Biasanya, jika siswa-siswa di sekolah dasar ditanya apa cita-citamu? Maka mereka menjawab: saya akan menjadi guru, saya ingin jadi dokter, ada lagi saya ingin polisi, bahkan ada saja yang menjawab ingin jadi seorang presiden.
Tidak ada satu pun siswa yang bercita-cita menjadi seorang petani. Mereka yang membakar kulit di panas terik matahari dan tidak mendapatkan penghargaan apa pun. Tetapi faktanya, mayoritas penduduk Indonesia adalah petani.
Lantas apakah mereka yang berprofesi sebagai petani memang sejak kecil bercita-cita jadi petani? Atau ada alasan lain?
Petani kebanyakan adalah mereka yang berpendidikan rendah dan berdomisili di pedesaan. Ketika mereka tidak memiliki ijazah dan harus memenuhi kebutuhan hidup, maka pilihan terakhir mereka adalah menjadi petani.
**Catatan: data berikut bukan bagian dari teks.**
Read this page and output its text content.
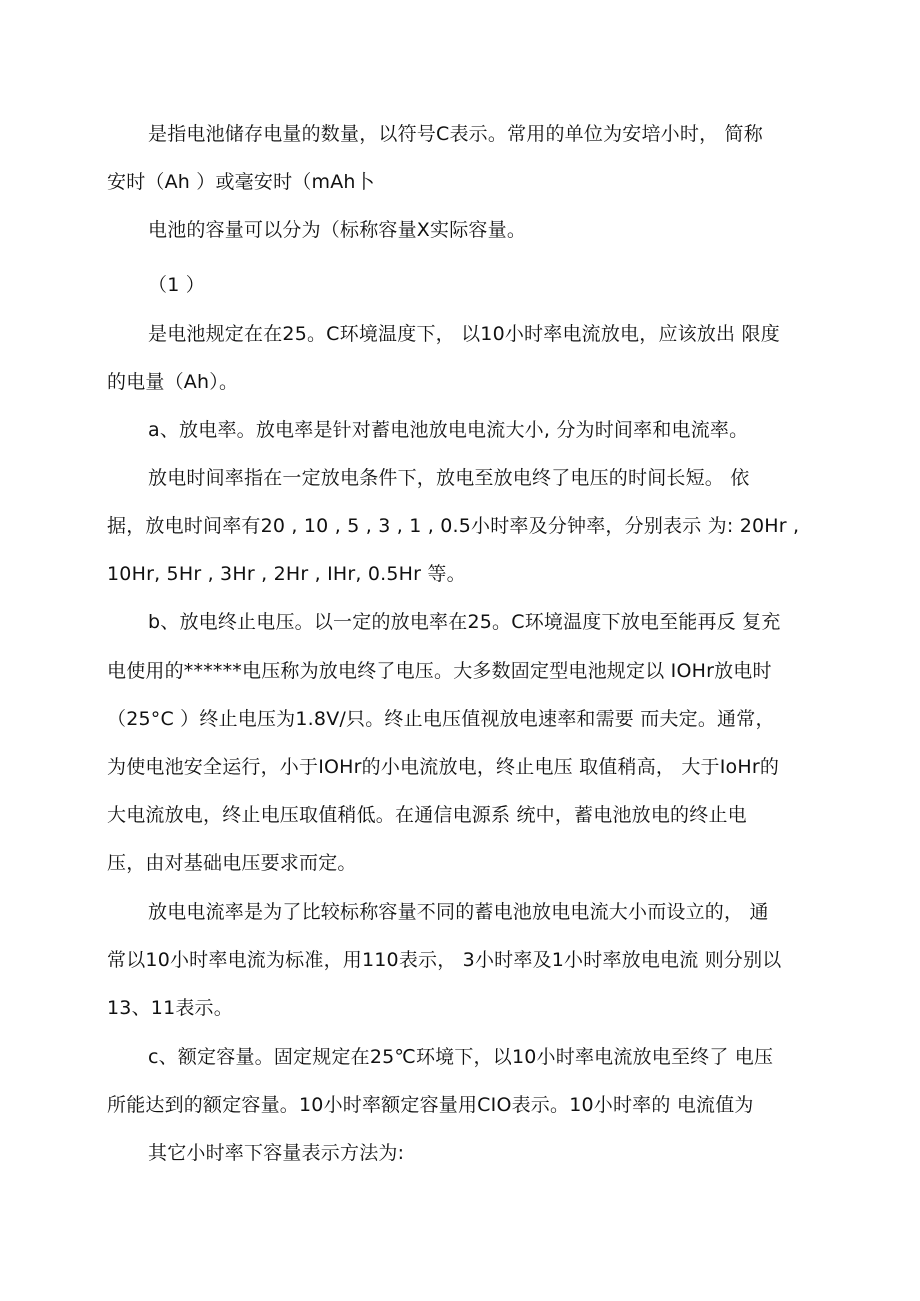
是指电池储存电量的数量，以符号C表示。常用的单位为安培小时， 简称
安时（Ah ）或毫安时（mAh卜
电池的容量可以分为（标称容量X实际容量。
（1 ）
是电池规定在在25。C环境温度下， 以10小时率电流放电，应该放出 限度
的电量（Ah）。
a、放电率。放电率是针对蓄电池放电电流大小, 分为时间率和电流率。
放电时间率指在一定放电条件下，放电至放电终了电压的时间长短。 依
据，放电时间率有20 , 10 , 5 , 3 , 1 , 0.5小时率及分钟率，分别表示 为: 20Hr ,
10Hr, 5Hr , 3Hr , 2Hr , IHr, 0.5Hr 等。
b、放电终止电压。以一定的放电率在25。C环境温度下放电至能再反 复充
电使用的******电压称为放电终了电压。大多数固定型电池规定以 IOHr放电时
（25°C ）终止电压为1.8V/只。终止电压值视放电速率和需要 而夫定。通常，
为使电池安全运行，小于IOHr的小电流放电，终止电压 取值稍高， 大于IoHr的
大电流放电，终止电压取值稍低。在通信电源系 统中，蓄电池放电的终止电
压，由对基础电压要求而定。
放电电流率是为了比较标称容量不同的蓄电池放电电流大小而设立的， 通
常以10小时率电流为标准，用110表示， 3小时率及1小时率放电电流 则分别以
13、11表示。
c、额定容量。固定规定在25℃环境下，以10小时率电流放电至终了 电压
所能达到的额定容量。10小时率额定容量用CIO表示。10小时率的 电流值为
其它小时率下容量表示方法为:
Wajah yang kusam, kulit yang hitam, penghasilan yang tak seberapa membuat banyak orang memandang sebelah mata pekerjaan seorang petani. Tapi tahukah anda bahwa mereka dengan tekad yang kuat mampu menyekolahkan anaknya sampai perguruan tinggi? Para petani merasa bahwa cangkul adalah sahabat mereka untuk mengais rezeki, matahari adalah api yang mematangkan bulir-bulir padi.
Meski penghasilan petani tidak bisa dibandingkan dengan mereka yang bekerja di kantor ber-AC, dengan pakaian jas dan dasi, para petani tetap bekerja dengan ikhlas. Petani juga memiliki kepuasan dalam bekerja, karena mereka bahagia menjalaninya.
Alam adalah sahabat dan bisa merasakan udara pagi adalah sebuah anugerah dari Sang Pencipta yang lebih syahdu dibanding udara dingin dari AC. Kelelahan kadang terlihat di wajah kusamnya, tetapi aura kebahagiaan berkumpul bersama keluarga melunturkannya.
Petani punya kelebihan yang tidak dimiliki oleh pegawai kantoran. Tidak ada bos. Tidak ada peraturan yang membelenggu, dan yang terpenting jarang terkena stress.
Itulah sisi lain dari mereka yang bekerja sebagai petani, mereka yang hidup pas-pasan tetapi mereka berkecukupan, mereka yang kulitnya kehitaman namun tetap memiliki kebahagiaan.